Eh bien, si on considère que la langue influe sur nos perceptions du monde, il se pourrait bien qu’on finisse par jeter la pierre au langage. En effet, les règles de grammaire et le lexique de nos langues commandent notre manière de délimiter et d’analyser le réel. En ce qui concerne la représentation du temps, «en fonction des langues, nous recourons ou non aux conjugaisons des verbes, à l’emploi de formes passées ou de formes futures». En français, il n’aura échappé à personne que la conjugaison est la bête noire de nombre d’étudiants de FLE qui doivent apprendre à traverser la chronologie à travers la maitrise du passé, du présent et du futur. Autant dire que pour un Chinois qui, en mandarin, ne conjugue pas  (les verbes sont invariables et les temps sont marqués par l’adjonction, avant ou après le verbe, de particules ou d’auxiliaires) la tâche conceptuelle est rude de prime abord. Culturellement, son langage l’encourage à considérer le temps comme cyclique et il ne perçoit pas d’emblée d’opposition évidente entre futur et passé. Aujourd’hui, les systèmes de pensée ne sont plus aussi hermétiques qu’autrefois.
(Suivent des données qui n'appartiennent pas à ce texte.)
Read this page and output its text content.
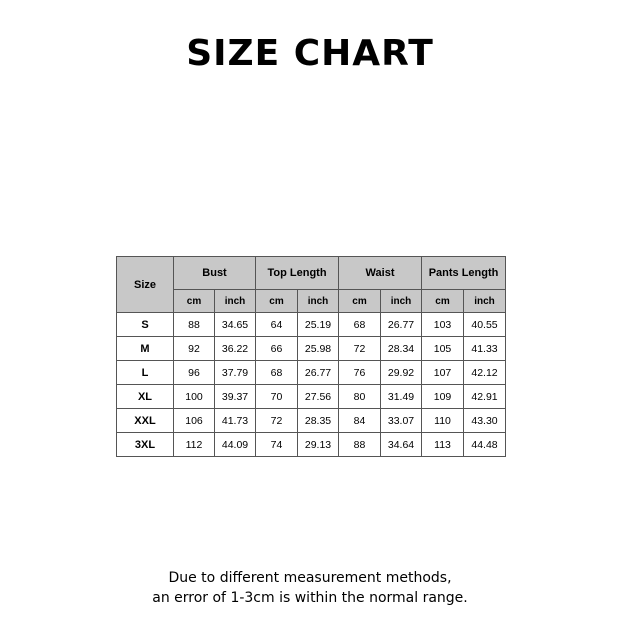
SIZE CHART
Size	Bust		Top Length		Waist		Pants Length	
	cm	inch	cm	inch	cm	inch	cm	inch
S	88	34.65	64	25.19	68	26.77	103	40.55
M	92	36.22	66	25.98	72	28.34	105	41.33
L	96	37.79	68	26.77	76	29.92	107	42.12
XL	100	39.37	70	27.56	80	31.49	109	42.91
XXL	106	41.73	72	28.35	84	33.07	110	43.30
3XL	112	44.09	74	29.13	88	34.64	113	44.48
Due to different measurement methods,
an error of 1-3cm is within the normal range.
Imaginez comment, au XIXe siècle, lorsque la Chine a voulu comprendre la pensée occidentale et traduire le mot «temps», ces pauvres Chinois ont dû s’arracher les cheveux de la tête ! Comment traduire un concept qui n’existe pas dans ta représentation du monde ? Par un détour par la langue japonaise et après avoir passé sans doute le plus clair de leur temps dans des débats interminables, ils ont finalement proposé le mot «entre moments» (shijian).

Quelle conclusion en tirer ? En temps utile, prenez le temps de faire un pas de côté et de vous interroger un instant. Certes, penser le temps de manière séquentielle vous donne l’illusion d’être doté d’un certain pouvoir, d’une maitrise rassurante, sans doute. Mais comme toute forme de puissance, ce prétendu contrôle est souvent assorti d’un fléau délétère quand on en abuse : j’ai nommé les tensions, le stress et l’oubli de soi. Alors, laissons un peu derrière nous la folie des calendriers, retrouvons un peu de raison et déposons-nous un moment pour laisser libre court à ses impulsions créatrices, dans l’instant présent.

 

*cf. Dans son livre Catégories de temps et relativités culturelles, Edward T. Hall explique qu’il existe ces deux modèles d’organisation du temps qu’il nomme «monochrone» (modèle occidental) et «polychrone» (le modèle plus flexible).